North Korea said Sunday it had successfully put a satellite into orbit, with a rocket launch widely condemned as another defiant step towards developing a missile capable of striking the US mainland.
The launch, which violated multiple UN resolutions, amounted to the North doubling down against an international community already struggling to punish Pyongyang for its nuclear test barely a month ago.
The UN Security Council met behind closed-doors in New York to issue unanimous condemnation of the rocket launch, but a new sanctions resolution under negotiation for weeks has yet to be put to a vote.
South Korean President Park Geun-Hye urged the Security Council to respond quickly with "strong punitive measures".
In a special state TV broadcast, a female North Korean announcer, wearing a traditional Korean hanbok dress, hailed the "epochal" launch, personally ordered by leader Kim Jong-Un, as a major success.
There was no immediate external confirmation that the final stage of the satellite-bearing rocket had successfully achieved orbit, although the US Strategic Command said it had tracked "the missile launch into space".
Condemnation was swift, with UN chief Ban Ki-moon calling the launch "deeply deplorable" and US Secretary of State John Kerry denouncing a "flagrant violation" of UN resolutions.
Permanent Security Council members Britain, France and Russia all expressed anger and concern, while North Korea's main diplomatic protector China voiced "regret".
A draft UN resolution prepared by Japan, South Korea and the United States has been in negotiations since the nuclear test carried out on January 6. But Beijing has been reluctant to back measures that would take aim at North Korea's already weak economy.
"China calls for more dialogue.
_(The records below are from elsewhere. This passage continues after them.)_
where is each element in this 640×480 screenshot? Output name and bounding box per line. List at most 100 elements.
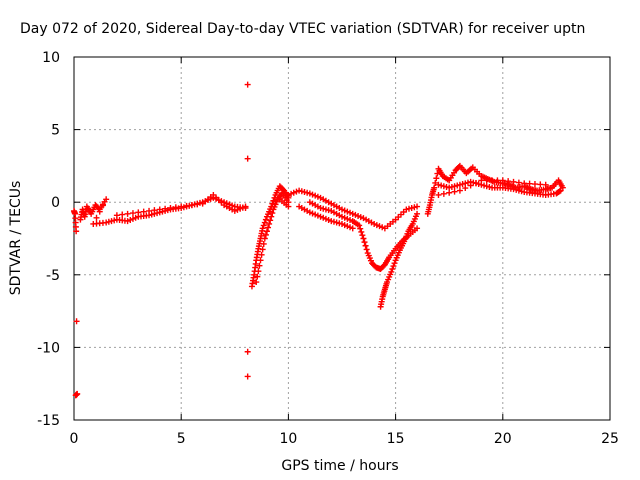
data-point-track — [99, 202, 106, 209]
y-tick-label: -10 — [37, 340, 60, 356]
data-point — [414, 225, 421, 232]
data-point — [244, 348, 251, 355]
y-tick-label: 10 — [42, 50, 60, 66]
data-point — [73, 318, 80, 325]
data-point-track — [363, 246, 370, 253]
data-point-track — [194, 201, 201, 208]
x-tick-label: 15 — [387, 431, 405, 447]
data-point — [266, 220, 273, 227]
data-point — [360, 235, 367, 242]
data-point-track — [269, 200, 276, 207]
data-point — [414, 203, 421, 210]
data-point-track — [432, 179, 439, 186]
data-point — [242, 203, 249, 210]
data-point-track — [129, 210, 136, 217]
data-point-track — [267, 217, 274, 224]
data-point-track — [269, 210, 276, 217]
data-point-track — [462, 185, 469, 192]
data-point-track — [265, 224, 272, 231]
x-tick-label: 20 — [494, 431, 512, 447]
data-point — [456, 187, 463, 194]
data-point — [113, 212, 120, 219]
data-point-track — [483, 177, 490, 184]
data-point-track — [188, 202, 195, 209]
data-point-track — [255, 268, 262, 275]
data-point-track — [119, 211, 126, 218]
data-point-track — [259, 246, 266, 253]
x-tick-label: 25 — [601, 431, 619, 447]
data-point-track — [390, 263, 397, 270]
data-point-track — [359, 232, 366, 239]
x-axis-label: GPS time / hours — [281, 458, 398, 474]
data-point-track — [258, 251, 265, 258]
data-point — [435, 191, 442, 198]
data-point-track — [389, 265, 396, 272]
data-point — [135, 209, 142, 216]
data-point — [542, 181, 549, 188]
data-point — [103, 196, 110, 203]
data-point-track — [183, 202, 190, 209]
data-point-track — [526, 180, 533, 187]
plot-frame — [73, 56, 611, 421]
data-point — [356, 222, 363, 229]
data-point — [74, 390, 81, 397]
data-point-track — [556, 188, 563, 195]
data-point-track — [124, 210, 131, 217]
data-point — [244, 155, 251, 162]
y-tick-label: 5 — [51, 123, 60, 139]
data-point — [253, 279, 260, 286]
data-point — [276, 196, 283, 203]
data-point — [257, 257, 264, 264]
data-point-track — [505, 178, 512, 185]
data-point — [499, 177, 506, 184]
data-point-track — [261, 219, 268, 226]
x-tick-label: 10 — [279, 431, 297, 447]
x-tick-label: 0 — [70, 431, 79, 447]
data-point-track — [467, 182, 474, 189]
data-point-track — [262, 216, 269, 223]
data-point-track — [440, 190, 447, 197]
data-point-track — [262, 231, 269, 238]
data-point — [478, 177, 485, 184]
data-point-track — [433, 175, 440, 182]
data-point — [244, 373, 251, 380]
data-point-track — [362, 242, 369, 249]
data-point-track — [146, 207, 153, 214]
data-point-track — [451, 188, 458, 195]
data-point — [557, 187, 564, 194]
data-point-track — [96, 208, 103, 215]
data-point-track — [151, 207, 158, 214]
data-point-track — [93, 214, 100, 221]
axis-ticks: 0 5 10 15 20 25 -15 -10 -5 0 5 10 — [37, 50, 619, 447]
chart-title: Day 072 of 2020, Sidereal Day-to-day VTE… — [20, 21, 585, 37]
data-point — [521, 180, 528, 187]
data-point-track — [473, 179, 479, 186]
data-point — [431, 184, 438, 191]
data-point-track — [510, 178, 517, 185]
data-point-track — [446, 189, 453, 196]
data-point-track — [162, 205, 169, 212]
data-point-track — [270, 197, 277, 204]
data-point-track — [357, 225, 364, 232]
data-point-track — [361, 239, 368, 246]
y-tick-label: -15 — [37, 413, 60, 429]
y-axis-label: SDTVAR / TECUs — [8, 181, 24, 296]
data-point-track — [494, 177, 501, 184]
data-point — [388, 268, 395, 275]
data-point — [259, 225, 266, 232]
data-point — [73, 228, 80, 235]
data-point — [414, 210, 421, 217]
data-point-track — [391, 260, 398, 267]
data-point-track — [140, 208, 147, 215]
y-tick-label: 0 — [51, 195, 60, 211]
data-point-track — [260, 222, 267, 229]
data-point — [178, 203, 185, 210]
data-point — [349, 225, 356, 232]
data-point — [261, 235, 268, 242]
data-point-track — [489, 177, 496, 184]
data-point-track — [531, 181, 538, 188]
data-point-track — [260, 240, 267, 247]
data-point-track — [515, 179, 522, 186]
data-point-track — [256, 262, 263, 269]
data-point-track — [268, 213, 275, 220]
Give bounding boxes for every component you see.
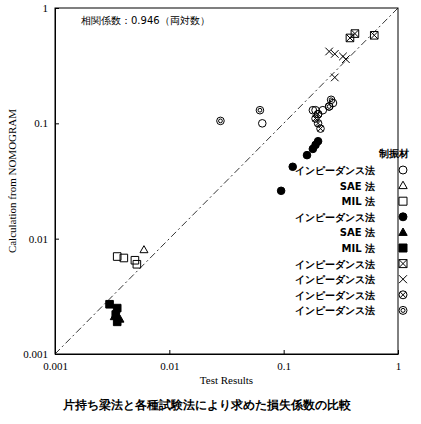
y-tick: 0.1 (34, 117, 59, 129)
point (314, 137, 322, 145)
point (120, 254, 128, 262)
legend-marker (399, 166, 407, 174)
y-tick: 1 (43, 2, 60, 14)
x-tick: 0.01 (160, 350, 179, 372)
x-tick: 0.1 (277, 350, 291, 372)
point (331, 74, 339, 82)
y-axis: 0.001 0.01 0.1 1 (23, 2, 59, 360)
point (331, 50, 339, 58)
plot-frame (55, 8, 398, 354)
chart: 0.001 0.01 0.1 1 0.001 0.01 0.1 1 Test Results Ca… (0, 0, 421, 424)
legend-label: インピーダンス法 (295, 259, 375, 270)
legend-label: インピーダンス法 (295, 212, 375, 223)
point (217, 117, 225, 125)
x-tick-mark (398, 350, 399, 354)
x-axis-line (56, 354, 399, 355)
legend-label: インピーダンス法 (295, 305, 375, 316)
y-tick-label: 0.1 (34, 117, 48, 129)
legend-marker (399, 306, 407, 314)
y-tick-label: 0.01 (29, 233, 48, 245)
point (314, 110, 322, 118)
point (112, 311, 120, 319)
y-tick-mark (55, 123, 59, 124)
point (277, 187, 285, 195)
plot-area (55, 8, 398, 354)
legend-marker (399, 228, 407, 235)
y-tick-label: 1 (43, 2, 49, 14)
point (317, 125, 325, 133)
legend-label: SAE 法 (340, 227, 375, 238)
point (106, 300, 114, 308)
point (133, 260, 141, 268)
x-tick-label: 0.1 (277, 360, 291, 372)
legend-label: インピーダンス法 (295, 165, 375, 176)
point (258, 120, 266, 128)
point (351, 30, 359, 38)
x-axis-title: Test Results (200, 374, 253, 386)
y-tick-label: 0.001 (23, 348, 48, 360)
point (113, 318, 121, 326)
legend-label: MIL 法 (341, 196, 375, 207)
legend: 制振材インピーダンス法SAE 法MIL 法インピーダンス法SAE 法MIL 法イ… (295, 148, 409, 316)
point (325, 103, 333, 111)
point (303, 151, 311, 159)
point (256, 106, 264, 114)
point (370, 31, 378, 39)
legend-marker (399, 197, 407, 205)
legend-marker (399, 244, 407, 252)
legend-marker (399, 260, 407, 268)
legend-marker (399, 181, 407, 188)
legend-label: インピーダンス法 (295, 274, 375, 285)
legend-label: MIL 法 (341, 243, 375, 254)
legend-marker (399, 291, 407, 299)
legend-marker (399, 213, 407, 221)
x-tick-label: 0.01 (160, 360, 179, 372)
point (342, 55, 350, 63)
legend-label: SAE 法 (340, 181, 375, 192)
point (140, 246, 148, 253)
reference-line (55, 8, 398, 354)
legend-label: インピーダンス法 (295, 290, 375, 301)
point (325, 103, 333, 111)
y-tick: 0.01 (29, 233, 59, 245)
legend-title: 制振材 (378, 148, 409, 159)
y-tick-mark (55, 354, 59, 355)
chart-title: 片持ち梁法と各種試験法により求めた損失係数の比較 (62, 398, 352, 412)
annotation: 相関係数：0.946（両対数） (81, 15, 210, 26)
y-axis-line (55, 9, 56, 355)
y-tick-mark (55, 8, 59, 9)
y-axis-title: Calculation from NOMOGRAM (6, 109, 18, 253)
x-axis: 0.001 0.01 0.1 1 (43, 350, 401, 372)
x-tick-label: 1 (396, 360, 402, 372)
x-tick-mark (169, 350, 170, 354)
x-tick: 1 (396, 350, 402, 372)
y-tick-mark (55, 239, 59, 240)
legend-marker (399, 275, 407, 283)
point (314, 110, 322, 118)
y-tick: 0.001 (23, 348, 59, 360)
x-tick-label: 0.001 (43, 360, 68, 372)
x-tick-mark (284, 350, 285, 354)
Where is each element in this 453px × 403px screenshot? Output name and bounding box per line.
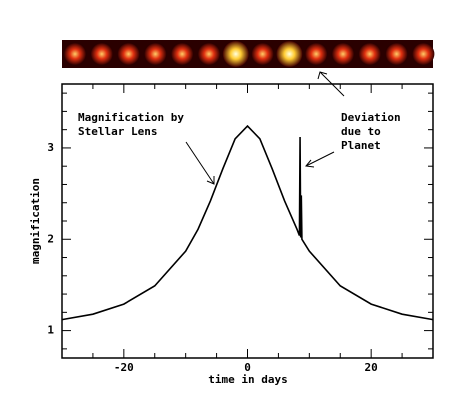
strip-arrowhead — [317, 71, 328, 80]
annotation: due to — [341, 125, 381, 138]
y-tick-label: 1 — [47, 324, 54, 337]
x-tick-label: 0 — [244, 361, 251, 374]
image-blob — [222, 41, 249, 67]
image-blob — [171, 43, 194, 65]
image-blob — [90, 43, 113, 65]
lens-arrow — [185, 141, 215, 185]
image-blob — [412, 43, 435, 65]
x-tick-label: -20 — [114, 361, 134, 374]
y-axis-label: magnification — [29, 178, 42, 264]
annotation: Deviation — [341, 111, 401, 124]
annotation: Stellar Lens — [78, 125, 157, 138]
annotation: Magnification by — [78, 111, 184, 124]
image-blob — [276, 41, 303, 67]
annotation: Planet — [341, 139, 381, 152]
lens-arrowhead — [206, 176, 215, 185]
image-blob — [144, 43, 167, 65]
image-blob — [117, 43, 140, 65]
image-blob — [64, 43, 86, 65]
x-axis-label: time in days — [208, 373, 287, 386]
image-blob — [305, 43, 328, 65]
image-blob — [385, 43, 408, 65]
y-tick-label: 2 — [47, 232, 54, 245]
image-blobs — [64, 41, 435, 67]
light-curve — [61, 124, 434, 321]
planet-arrow — [305, 151, 335, 167]
image-blob — [198, 43, 220, 65]
image-blob — [358, 43, 381, 65]
image-blob — [332, 43, 354, 65]
y-tick-label: 3 — [47, 141, 54, 154]
x-tick-label: 20 — [365, 361, 378, 374]
image-blob — [251, 43, 274, 65]
planet-arrowhead — [305, 159, 315, 168]
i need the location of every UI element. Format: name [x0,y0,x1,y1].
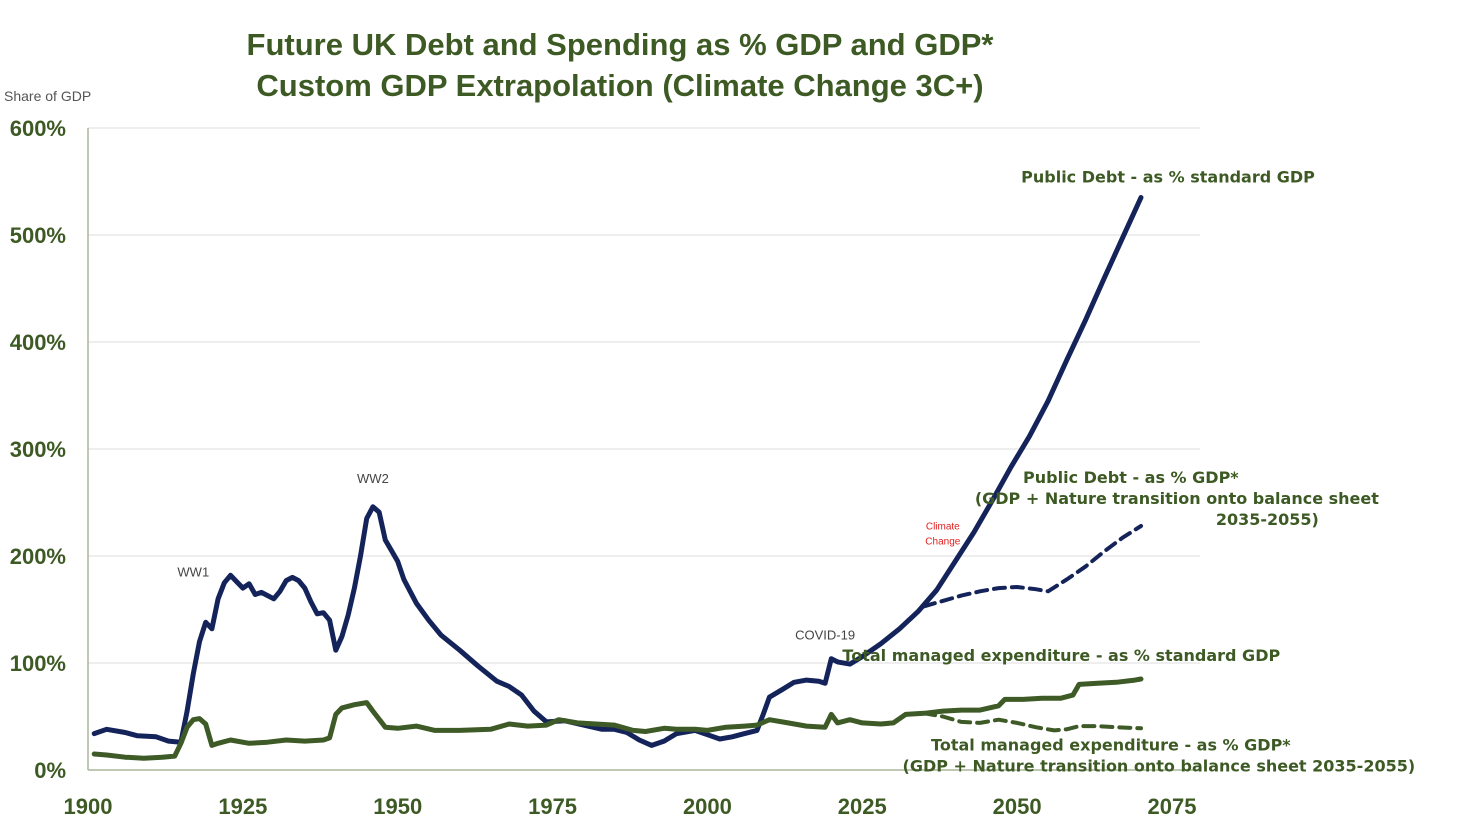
series-lines [91,195,1144,761]
series-line-tme_std [91,676,1144,761]
y-tick-label: 300% [10,437,66,462]
series-label-tme_star: (GDP + Nature transition onto balance sh… [903,757,1416,776]
annotations: WW1 WW2 COVID-19 Climate Change [177,471,960,642]
y-axis-label: Share of GDP [4,88,91,104]
y-tick-label: 200% [10,544,66,569]
x-tick-label: 1950 [373,794,422,819]
series-label-debt_star: Public Debt - as % GDP* [1023,468,1239,487]
series-label-tme_std: Total managed expenditure - as % standar… [842,646,1280,665]
x-tick-label: 1900 [64,794,113,819]
annotation-climate-change: Climate [926,521,960,532]
series-line-debt_star [922,524,1143,609]
series-label-debt_star: 2035-2055) [1216,510,1319,529]
series-line-debt_std [91,195,1144,748]
grid-lines [87,127,1200,771]
y-tick-label: 500% [10,223,66,248]
x-tick-label: 2050 [993,794,1042,819]
x-tick-label: 1925 [218,794,267,819]
y-tick-label: 100% [10,651,66,676]
x-tick-label: 2025 [838,794,887,819]
annotation-ww1: WW1 [177,564,209,579]
series-label-debt_star: (GDP + Nature transition onto balance sh… [975,489,1379,508]
chart-title-line2: Custom GDP Extrapolation (Climate Change… [256,68,983,103]
series-line-tme_star [922,711,1143,733]
annotation-covid: COVID-19 [795,627,855,642]
x-tick-label: 1975 [528,794,577,819]
series-label-debt_std: Public Debt - as % standard GDP [1021,168,1315,187]
y-tick-label: 600% [10,116,66,141]
annotation-climate-change: Change [925,536,960,547]
series-labels: Public Debt - as % standard GDP Public De… [842,168,1415,776]
y-tick-label: 0% [34,758,66,783]
annotation-ww2: WW2 [357,471,389,486]
chart-title-line1: Future UK Debt and Spending as % GDP and… [247,27,995,62]
x-tick-label: 2075 [1148,794,1197,819]
series-label-tme_star: Total managed expenditure - as % GDP* [931,736,1291,755]
axis-ticks: 0% 100% 200% 300% 400% 500% 600% 1900 1925 1950 19… [10,116,1197,819]
y-tick-label: 400% [10,330,66,355]
x-tick-label: 2000 [683,794,732,819]
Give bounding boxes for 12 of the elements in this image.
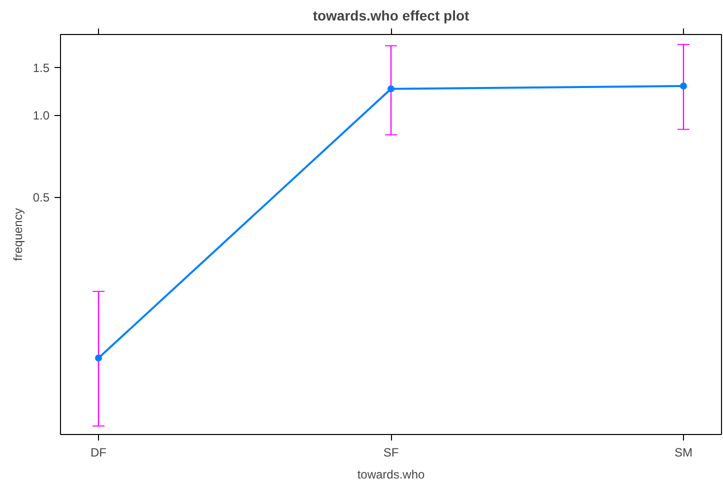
- x-tick-label: DF: [90, 446, 107, 460]
- point: [680, 82, 687, 90]
- y-tick-label: 1.0: [32, 108, 50, 123]
- chart-title: towards.who effect plot: [312, 8, 470, 24]
- point: [388, 85, 394, 92]
- y-axis-title: frequency: [10, 208, 25, 261]
- x-tick-label: SM: [674, 446, 692, 460]
- x-tick-label: SF: [383, 446, 399, 460]
- x-axis-title: towards.who: [357, 468, 426, 482]
- y-tick-label: 1.5: [32, 60, 50, 75]
- y-tick-label: 0.5: [32, 190, 50, 205]
- point: [95, 354, 102, 362]
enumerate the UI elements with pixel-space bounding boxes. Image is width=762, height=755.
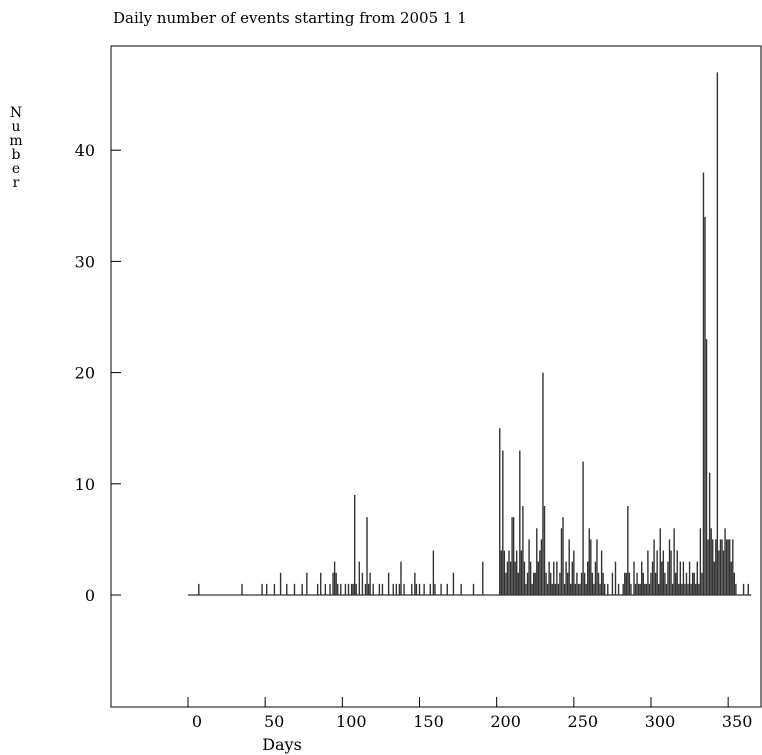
- plot-frame: [110, 45, 762, 708]
- y-axis-label-char: r: [13, 175, 20, 191]
- x-tick-label-150: 150: [413, 712, 444, 731]
- x-tick-label-200: 200: [490, 712, 521, 731]
- x-axis: 0 50 100 150 200 250 300 350: [187, 697, 753, 731]
- x-tick-label-100: 100: [336, 712, 367, 731]
- chart-title: Daily number of events starting from 200…: [113, 9, 467, 27]
- x-tick-label-300: 300: [645, 712, 676, 731]
- y-axis-label-char: u: [11, 119, 20, 135]
- y-tick-label-10: 10: [75, 475, 95, 494]
- y-tick-label-20: 20: [75, 364, 95, 383]
- y-axis-label-char: m: [9, 133, 22, 149]
- y-axis-label-char: e: [12, 161, 20, 177]
- x-tick-label-250: 250: [568, 712, 599, 731]
- x-tick-label-50: 50: [264, 712, 284, 731]
- y-tick-label-30: 30: [75, 252, 95, 271]
- y-axis-label-char: N: [10, 105, 22, 121]
- y-axis-label-char: b: [12, 147, 21, 163]
- x-tick-label-0: 0: [192, 712, 202, 731]
- y-tick-label-0: 0: [85, 586, 95, 605]
- x-tick-label-350: 350: [722, 712, 753, 731]
- y-axis: 0 10 20 30 40: [75, 141, 121, 605]
- bars-layer: [198, 72, 749, 595]
- x-axis-label: Days: [262, 735, 302, 754]
- y-tick-label-40: 40: [75, 141, 95, 160]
What we need is no longer dialogue but using the pressure", said Japan's Ambassador to the United Nations Motohide Yoshikawa.
China can use its veto power to block any resolution that would significantly scale up sanctions against Pyongyang by, for instance, barring North Korean ships from ports or restricting oil deliveries.
A surge in military tensions on the Korean peninsula looked likely, with South Korean and US defence officials announcing talks on the deployment of an advanced US missile defence system in South Korea to counter the growing threat from North Korea.
"It is time to move forward on this issue," said Thomas Vandal, commander of the Eighth US Army based in South Korea.
As well as North Korea, China and Russia are both strongly opposed to any such deployment of the Terminal High Altitude Area Defence (THAAD) system in the region.
"When pursuing its own security, one country should not impair others' security interests," said China's foreign ministry spokesperson Hua Chunying of the defence system, adding such moves would escalate tensions on the peninsula and damage regional peace and stability.
The South's Joint Chiefs of Staff, meanwhile, said upcoming South Korea-US military exercises, which infuriate Pyongyang every year, would be the largest ever held.
Sunday's rocket, carrying an Earth observation satellite, blasted off at around 9:00 am Pyongyang time (0030 GMT) and, according to state TV, achieved orbit 10 minutes later.
Both South Korea and Japan had threatened to shoot it down if it encroached on their territory.
Four UN Security Council resolutions proscribe North Korea's development of ballistic missile technology, and its rockets are considered dual-use technology with both civil and military applications.
The United States and its allies had warned Pyongyang it would pay a heavy price for pushing ahead with the launch, but analysts said the North's timing was intended to minimise the repercussions.
"North Korea likely calculates that a launch so soon after the nuclear test will probably only incrementally affect the UN sanctions arising from that test," said Alison Evans, a senior analyst at IHS Jane's.
While infuriated by North Korea's refusal to curb its nuclear ambitions, China's overriding concern is avoiding a collapse of the regime in Pyongyang and the possibility of a US-allied unified Korea on its border.
North Korea last launched a long-range rocket in December 2012, placing a similar Earth observation satellite in orbit.
Western intelligence experts say that satellite has never functioned properly, fuelling suspicion of the mission's scientific veneer.
Despite Pyongyang's bellicose claims to the contrary, the North is still seen as being years away from developing a credible inter-continental ballistic missile.